As 2020 progressed, the pandemic, the economic downturn, and a growing reckoning with racial injustice in the United States converged to place economic, social, and public health strains on local governments. Efforts are now underway by these governments to help their communities recover. As they do so, there is an opportunity to implement local changes that can deliver multiple community benefits while also helping to accelerate recoveries. There is an opportunity to build back better.

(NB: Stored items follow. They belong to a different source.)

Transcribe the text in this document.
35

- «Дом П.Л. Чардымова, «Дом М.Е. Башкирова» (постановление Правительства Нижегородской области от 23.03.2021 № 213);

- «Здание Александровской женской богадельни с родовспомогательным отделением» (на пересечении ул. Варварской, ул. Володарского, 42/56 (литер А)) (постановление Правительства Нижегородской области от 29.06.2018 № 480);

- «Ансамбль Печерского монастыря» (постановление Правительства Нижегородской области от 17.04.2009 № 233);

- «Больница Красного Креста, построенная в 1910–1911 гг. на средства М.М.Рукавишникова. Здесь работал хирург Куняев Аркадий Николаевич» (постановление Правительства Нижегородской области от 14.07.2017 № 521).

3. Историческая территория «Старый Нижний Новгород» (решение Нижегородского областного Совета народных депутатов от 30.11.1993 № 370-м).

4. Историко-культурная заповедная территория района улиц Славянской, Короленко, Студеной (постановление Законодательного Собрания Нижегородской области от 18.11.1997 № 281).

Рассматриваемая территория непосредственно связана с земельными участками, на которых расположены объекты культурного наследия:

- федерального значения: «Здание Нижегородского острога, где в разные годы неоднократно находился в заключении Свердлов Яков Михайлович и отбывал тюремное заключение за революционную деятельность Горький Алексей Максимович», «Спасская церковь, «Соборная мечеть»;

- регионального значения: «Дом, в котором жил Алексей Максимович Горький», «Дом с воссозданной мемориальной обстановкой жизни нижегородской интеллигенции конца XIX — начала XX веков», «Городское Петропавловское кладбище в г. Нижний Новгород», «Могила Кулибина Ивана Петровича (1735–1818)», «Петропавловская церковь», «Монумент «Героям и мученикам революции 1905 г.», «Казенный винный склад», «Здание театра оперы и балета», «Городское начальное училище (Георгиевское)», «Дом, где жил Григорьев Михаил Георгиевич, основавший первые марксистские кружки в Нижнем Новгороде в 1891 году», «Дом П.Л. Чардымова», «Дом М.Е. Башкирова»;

Air quality and equity are highly interconnected issues. And there are actions cities can take to help address them both simultaneously. This report outlines four strategies that cities can use to improve air quality, mitigate the impact of the recession, and promote an equitable recovery:

  • Phase out the use of fossil fuels in residential and commercial buildings: All-electric buildings have substantially reduced indoor air pollution, providing significant health and economic benefits.
  • Improve access without relying on single-occupancy vehicles and accelerate vehicle electrification: Mobility solutions that prioritize people over cars enable equitable access to places of employment, healthcare, food, and recreation, while vehicle electrification is a vital and necessary strategy to reduce air pollution.
  • Invest in urban greening: Urban forests and wetlands impact air quality, carbon sequestration, and water management. They also positively affect quality of life, mental health, economic performance, property values, and community resilience.
  • Engage utilities to clean up the grid: Municipalities are large energy customers that can wield influence on utilities to transform their energy mix toward clean sources. Clean electricity generation eliminates emissions from fossil fuel combustion and improves air quality within city borders and beyond.

The report explains the key actions cities can take to implement these strategies and the multiple benefits that can be expected to result from them. These strategies can be a core component of local government efforts across the country to ensure their communities recover and build back better from the challenges of 2020.